Tem uma cena que parece tirada de roteiro de filme de espionagem: o governo americano acusa uma empresa de IA de guardar um botão secreto capaz de desligar seus próprios modelos no meio de uma operação militar. Só que, segundo a Justiça, essa cena não passa disso: roteiro sem prova nenhuma.
Numa audiência realizada na quinta-feira, a juíza federal Rita Lin disse que o governo Trump ainda não apresentou evidências suficientes para justificar o rótulo de ‘risco à cadeia de suprimentos’ colado na Anthropic, criadora do Claude. Esse selo, na prática, funciona como uma espécie de score negativo que impede órgãos federais de contratar a tecnologia da empresa.
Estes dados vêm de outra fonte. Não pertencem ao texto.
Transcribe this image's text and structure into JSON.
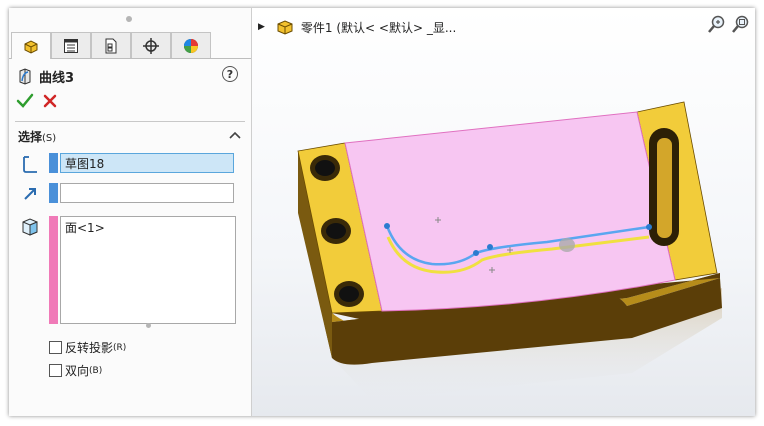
{
  "property_manager": {
    "feature_title": "曲线3",
    "help_label": "?",
    "section": {
      "title": "选择",
      "hotkey": "(S)"
    },
    "sketch_field": "草图18",
    "direction_field": "",
    "faces_list": [
      "面<1>"
    ],
    "reverse_projection": {
      "label": "反转投影",
      "hotkey": "(R)",
      "checked": false
    },
    "bidirectional": {
      "label": "双向",
      "hotkey": "(B)",
      "checked": false
    }
  },
  "graphics": {
    "breadcrumb": "零件1   (默认< <默认> _显..."
  },
  "colors": {
    "selection_blue": "#4a90d9",
    "selection_pink": "#f07ab8",
    "part_yellow": "#f2cc3a",
    "face_pink": "#f7c6f2",
    "curve_blue": "#5aa6f0",
    "curve_yellow": "#f0e040"
  },
  "icons": [
    "part-tab-icon",
    "property-tab-icon",
    "config-tab-icon",
    "origin-tab-icon",
    "appearance-tab-icon",
    "curve-icon",
    "help-icon",
    "ok-check-icon",
    "cancel-x-icon",
    "sketch-edge-icon",
    "direction-arrow-icon",
    "face-icon",
    "part-icon",
    "zoom-fit-icon",
    "zoom-area-icon"
  ]
}
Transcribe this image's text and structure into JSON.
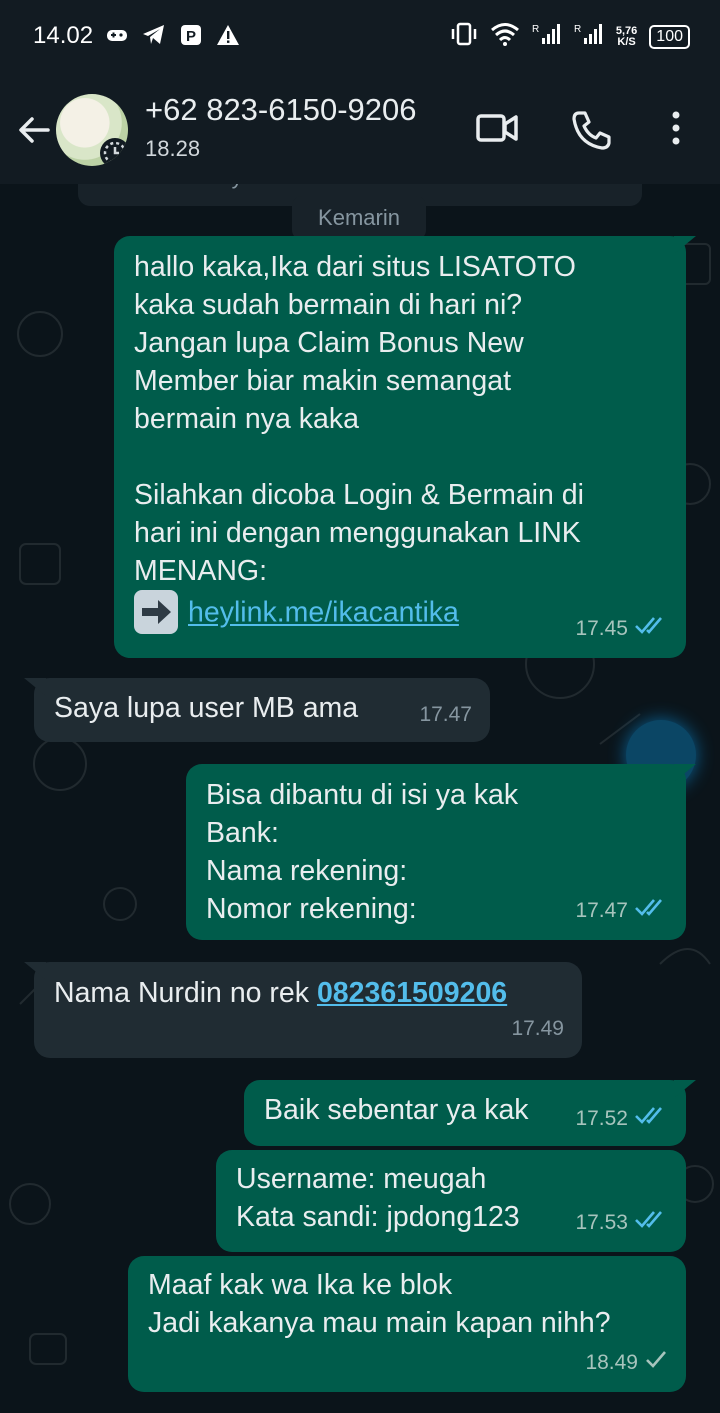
{
  "status_bar": {
    "time": "14.02",
    "net_speed_value": "5,76",
    "net_speed_unit": "K/S",
    "battery": "100",
    "left_icons": [
      "game-controller-icon",
      "telegram-icon",
      "parking-app-icon",
      "warning-icon"
    ],
    "right_icons": [
      "vibrate-icon",
      "wifi-icon",
      "signal-r-icon",
      "signal-r2-icon"
    ]
  },
  "header": {
    "contact": "+62 823-6150-9206",
    "status": "18.28"
  },
  "chat": {
    "partial_text": "menyetel timer sendiri Anda sendiri",
    "date_chip": "Kemarin",
    "messages": [
      {
        "id": "m1",
        "direction": "out",
        "lines": [
          "hallo kaka,Ika dari situs LISATOTO",
          "kaka sudah bermain di hari ni?",
          "Jangan lupa Claim Bonus New",
          "Member biar makin semangat",
          "bermain nya kaka",
          "",
          "Silahkan dicoba Login & Bermain di",
          "hari ini dengan menggunakan LINK",
          "MENANG:"
        ],
        "link": "heylink.me/ikacantika",
        "time": "17.45",
        "ticks": "double-blue"
      },
      {
        "id": "m2",
        "direction": "in",
        "text": "Saya lupa user MB ama",
        "time": "17.47"
      },
      {
        "id": "m3",
        "direction": "out",
        "lines": [
          "Bisa dibantu di isi ya kak",
          "Bank:",
          "Nama rekening:",
          "Nomor rekening:"
        ],
        "time": "17.47",
        "ticks": "double-blue"
      },
      {
        "id": "m4",
        "direction": "in",
        "text": "Nama Nurdin no rek ",
        "phone_link": "082361509206",
        "time": "17.49"
      },
      {
        "id": "m5",
        "direction": "out",
        "text": "Baik sebentar ya kak",
        "time": "17.52",
        "ticks": "double-blue"
      },
      {
        "id": "m6",
        "direction": "out",
        "lines": [
          "Username: meugah",
          "Kata sandi: jpdong123"
        ],
        "time": "17.53",
        "ticks": "double-blue"
      },
      {
        "id": "m7",
        "direction": "out",
        "lines": [
          "Maaf kak wa Ika ke blok",
          "Jadi kakanya mau main kapan nihh?"
        ],
        "time": "18.49",
        "ticks": "single-gray"
      }
    ]
  },
  "colors": {
    "background": "#0b141a",
    "header": "#121b22",
    "outgoing_bubble": "#005c4b",
    "incoming_bubble": "#202c33",
    "read_tick": "#53bdeb",
    "link": "#53bdeb"
  }
}
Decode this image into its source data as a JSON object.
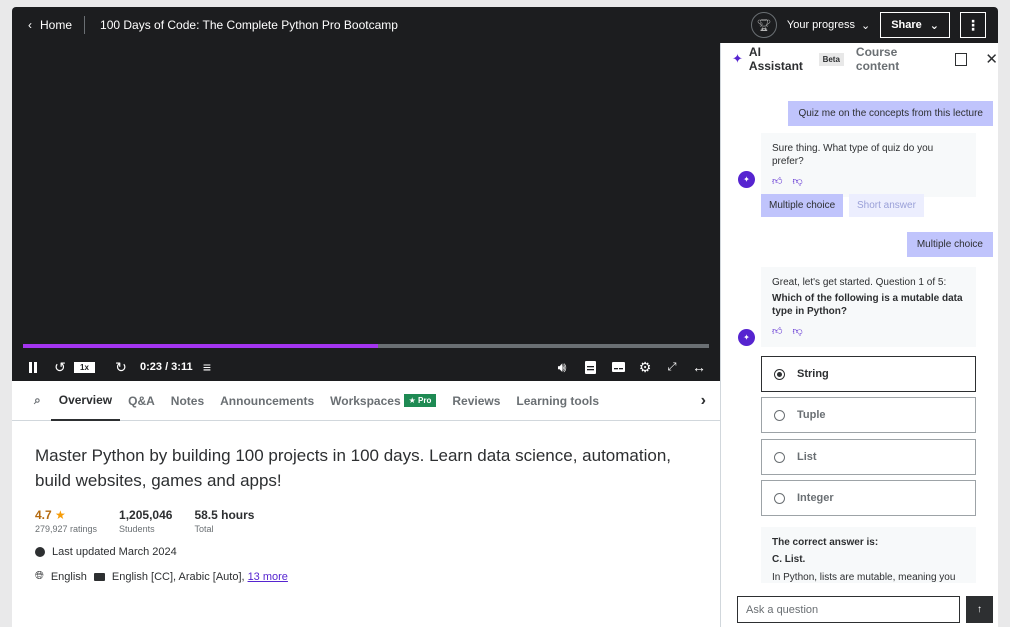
{
  "header": {
    "home_label": "Home",
    "course_title": "100 Days of Code: The Complete Python Pro Bootcamp",
    "progress_label": "Your progress",
    "share_label": "Share"
  },
  "player": {
    "progress": 0.518,
    "speed_label": "1x",
    "timecode": "0:23 / 3:11"
  },
  "tabs": [
    {
      "label": "Overview"
    },
    {
      "label": "Q&A"
    },
    {
      "label": "Notes"
    },
    {
      "label": "Announcements"
    },
    {
      "label": "Workspaces"
    },
    {
      "label": "Reviews"
    },
    {
      "label": "Learning tools"
    }
  ],
  "pro_badge": "★ Pro",
  "overview": {
    "headline": "Master Python by building 100 projects in 100 days. Learn data science, automation, build websites, games and apps!",
    "rating": "4.7",
    "ratings_count": "279,927 ratings",
    "students": "1,205,046",
    "students_label": "Students",
    "hours": "58.5 hours",
    "hours_label": "Total",
    "last_updated": "Last updated March 2024",
    "language": "English",
    "captions": "English [CC], Arabic [Auto],",
    "more_link": "13 more"
  },
  "panel": {
    "ai_title": "AI Assistant",
    "beta_label": "Beta",
    "course_content": "Course content",
    "user_msg_1": "Quiz me on the concepts from this lecture",
    "bot_msg_1": "Sure thing. What type of quiz do you prefer?",
    "chip_multiple": "Multiple choice",
    "chip_short": "Short answer",
    "user_msg_2": "Multiple choice",
    "bot_msg_2_intro": "Great, let's get started. Question 1 of 5:",
    "bot_msg_2_question": "Which of the following is a mutable data type in Python?",
    "options": [
      "String",
      "Tuple",
      "List",
      "Integer"
    ],
    "answer_title": "The correct answer is:",
    "answer_value": "C. List.",
    "answer_explain": "In Python, lists are mutable, meaning you can change their elements, add new",
    "ask_placeholder": "Ask a question"
  }
}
O imbróglio nasceu de negociações travadas entre a Anthropic e o Departamento de Defesa. A empresa afirma que não quer ver sua IA usada para vigilância em massa de cidadãos americanos, nem para decisões de disparo envolvendo armas letais, alegando que a tecnologia simplesmente não está madura para esse tipo de uso. O Pentágono rebateu dizendo que nenhuma empresa privada deveria ditar como as forças armadas usam suas ferramentas, prometendo emprego apenas dentro de limites legais.
Aqui entra o ponto que mais chamou atenção na audiência: o governo também argumentou que as críticas públicas da Anthropic ao Departamento de Defesa justificariam a proibição. A juíza classificou essa lógica como ‘realmente preocupante’, alertando que abriria um precedente perigoso, quase um manual de retaliação contra qualquer fornecedor federal que ousasse discordar publicamente do governo.
Não existe prova de que a Anthropic possa alterar um modelo já entregue ou ‘apertar algum tipo de botão de desligamento’, afirmou a juíza Rita Lin.
Essa frase resume bem o segundo pilar da defesa do Pentágono, que alegava risco de sabotagem remota durante operações de guerra. Especialistas já vinham apontando que essa hipótese carecia de sustentação técnica, e a juíza concordou, tratando a ideia mais como ficção especulativa do que como ameaça real de segurança nacional.
O caso é um dos dois processos que a Anthropic abriu contra o Departamento de Defesa em março, contestando tanto a proibição quanto a própria classificação de risco. O outro segue tramitando em Washington. Lin, que já havia bloqueado temporariamente a proibição naquele mês, agora avalia se transforma essa decisão em algo permanente.
Vale acompanhar esse desenrolar de perto: decisões assim tendem a moldar como o governo americano vai lidar, daqui pra frente, com empresas de IA que discordam abertamente das políticas de defesa.